10 Minutes with: Theresa Nguyen
I am the Production Manager for a clothing manufacturer. The four main divisions of my role are supervising, liaising, pattern-making and training.
I work with the clients, understand their requirements, work out what we have and what we need, what we can do and what we need to readjust to get the best product. I then plan the timeline and coordinate the work. The challenging part is the delegation of work and always having to be multiple steps ahead of the flow to be able to carry out the rest of my role.
There isn't really a typical day in manufacturing. Working in India means it’s manufacturing with a dash of spices which can make things a little unpredictable. I start the day with dusting my work bench. It’s Bangalore and thanks to the ever expanding, ever constructing and reconstructing neighbourhoods, we do a lot of dusting! I then write a list of what I aim to get done on the day. However, I am not really able to say “This is what I need done by the end of the day.” and actually expect the work to be done by then.
The people I work with are not your regular factory workers. They are women trained from NGO initiatives and subsequently employed as tailors.
What makes this different is that they have never worked at a larger unit with clearly defined targets. These women work when there’s work, take leave if they feel like it, arrive late if they couldn’t get their morning chores done on time and once they get in, they have their little morning chat rather than getting on with their work.
I believe that in our case this is may be a cultural thing.
Most women in their position are not expected to work, let alone take pride in their work. Work is always secondary to the priorities of their family life. They were not encouraged to bring their minds to work and definitely would never bring their work home in their minds!
However, the best part of my job is seeing the sparks burn into flames within these women. To see the only man, once grumpy and untrusting of the women’s work, help teach and laugh with them.
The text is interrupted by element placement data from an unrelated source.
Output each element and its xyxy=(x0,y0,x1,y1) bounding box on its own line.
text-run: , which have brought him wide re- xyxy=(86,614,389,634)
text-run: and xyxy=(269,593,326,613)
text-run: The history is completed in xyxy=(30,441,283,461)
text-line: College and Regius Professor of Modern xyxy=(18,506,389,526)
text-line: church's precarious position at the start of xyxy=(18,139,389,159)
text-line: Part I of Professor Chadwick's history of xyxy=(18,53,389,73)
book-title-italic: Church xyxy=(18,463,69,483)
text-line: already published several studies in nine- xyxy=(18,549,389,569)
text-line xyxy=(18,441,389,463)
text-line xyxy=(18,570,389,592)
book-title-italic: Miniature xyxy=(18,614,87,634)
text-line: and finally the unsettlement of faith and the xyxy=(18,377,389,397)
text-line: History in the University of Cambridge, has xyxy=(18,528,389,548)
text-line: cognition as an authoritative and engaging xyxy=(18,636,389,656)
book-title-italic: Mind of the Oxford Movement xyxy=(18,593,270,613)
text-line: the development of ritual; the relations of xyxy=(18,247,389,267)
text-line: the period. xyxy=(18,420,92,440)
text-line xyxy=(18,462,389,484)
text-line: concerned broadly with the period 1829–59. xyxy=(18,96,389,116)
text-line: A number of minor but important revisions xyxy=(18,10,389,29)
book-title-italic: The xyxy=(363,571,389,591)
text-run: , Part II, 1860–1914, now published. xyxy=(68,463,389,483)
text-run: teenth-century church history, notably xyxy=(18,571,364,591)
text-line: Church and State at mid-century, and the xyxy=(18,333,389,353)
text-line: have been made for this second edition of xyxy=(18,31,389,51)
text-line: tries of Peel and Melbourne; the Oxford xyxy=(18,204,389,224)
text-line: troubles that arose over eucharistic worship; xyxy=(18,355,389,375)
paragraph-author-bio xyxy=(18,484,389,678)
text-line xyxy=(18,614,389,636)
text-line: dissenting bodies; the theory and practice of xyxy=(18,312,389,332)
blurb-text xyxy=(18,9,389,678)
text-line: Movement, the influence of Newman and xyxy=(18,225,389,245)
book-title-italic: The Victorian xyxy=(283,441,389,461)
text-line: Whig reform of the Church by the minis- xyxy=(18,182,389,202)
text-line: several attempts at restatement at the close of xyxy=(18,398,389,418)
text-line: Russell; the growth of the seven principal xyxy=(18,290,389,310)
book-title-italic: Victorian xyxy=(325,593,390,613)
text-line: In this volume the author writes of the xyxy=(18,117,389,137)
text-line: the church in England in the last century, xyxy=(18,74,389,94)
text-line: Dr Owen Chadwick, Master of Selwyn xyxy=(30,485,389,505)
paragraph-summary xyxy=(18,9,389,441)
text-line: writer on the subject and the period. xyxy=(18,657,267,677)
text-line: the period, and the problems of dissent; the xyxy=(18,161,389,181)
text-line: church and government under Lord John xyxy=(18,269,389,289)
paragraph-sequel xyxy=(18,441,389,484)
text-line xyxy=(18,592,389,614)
I am filled with pride when I overhear someone echoing what I have taught them to another; when a mistake has been made and while staring in my hopeless eyes, one would suggest an ingenious way to overcome the problem; when I suddenly realise that I had forgotten to give a piece of very important note to the tailor and rush over only to realise that she had noticed it herself and done it correctly.
My proudest moment so far was when we had to do everyone's appraisal recently and Ruth, one of our women, said "I want to be a sample tailor like Girish in two years!". Girish is our sample tailor who is very skilled and experienced. Of course I had always known that she can do it but what overwhelmed me with pride was her self-realisation that she CAN achieve it and that she WANTS to achieve it!
The worst part of my job is the struggle as an intermediator between my management and my team. "I aspire to be a pigeon rather than a dressmaker!" is not what 7-year old Theresa would say.
In general, the most misunderstood part of the process is how much time is needed for sampling. As for my unit in particular, it’s the assumption that we are a systematic and well-oiled factory.
The most annoying myth people believe about manufacturing in India is that the country has better English than China and you can expect better communication!
In this day and age, I believe that we have a shortage of young people aspiring to work in manufacturing. I have realised that my role is so important to the client as well as the factory. I am able to see what needs to move and what must be stopped. I represent more than the product. The glass wall of overseas manufacturing is foggy and I function as the translator and the assurer. Being a person in my mid-twenties, I have little experience but I have seen manufacturing from both sides of the table and my technical skills are valuable to the discussion because I can both learn and advise. I understand expectations on the client’s end but now I see the struggles on the manufacturer’s end as well.
This may seem unconventional but if someone wanted to get into this field, I would suggest doing a backpacking trip to a place with little resources, where you don't speak the language and people’s body language makes you nervous. It teaches you to be both be alert and aware but also, ironically, to trust and to allow the flow of events run through the day. When you can get through 3 months of that kind of experience, you get a really good understanding of what manufacturing is like. Nothing that I know can’t be learnt by doing and observing others and using my problem solving skills. When something doesn’t work, it teaches you to be more creative through design. Murphy’s Law quickly becomes your mantra but the reminder of Sartre’s “to do is to be” rhythm plays like a good funky beat to keep your mood up and get you out of bed the next day.
My biggest advice is to have a purpose. My purpose here is to educate the women and elevate the importance of this lacklustre job that is garment work.
If I didn't do this, I’d like to have a travel business where instead of paying a lot of money for a spiritual healer or a shrink, the person can take me on a trip for a week and I’d help not to solve his/her problem but to see past it. I think we need to learn to first be kind to ourselves to be able to be fair to others.
I have analytical and interpersonal strengths and apparently am very good as a one-to-one cheerleader, according to my friends. My deep interest in society as a humanist and a minimalist hedonist allows me to be present with myself and my upbringing which spawned my advocacy for mindful living. Ethical fashion is a means for me to work with women and hope to inspire the kind of greatness in them that will rub off on their children.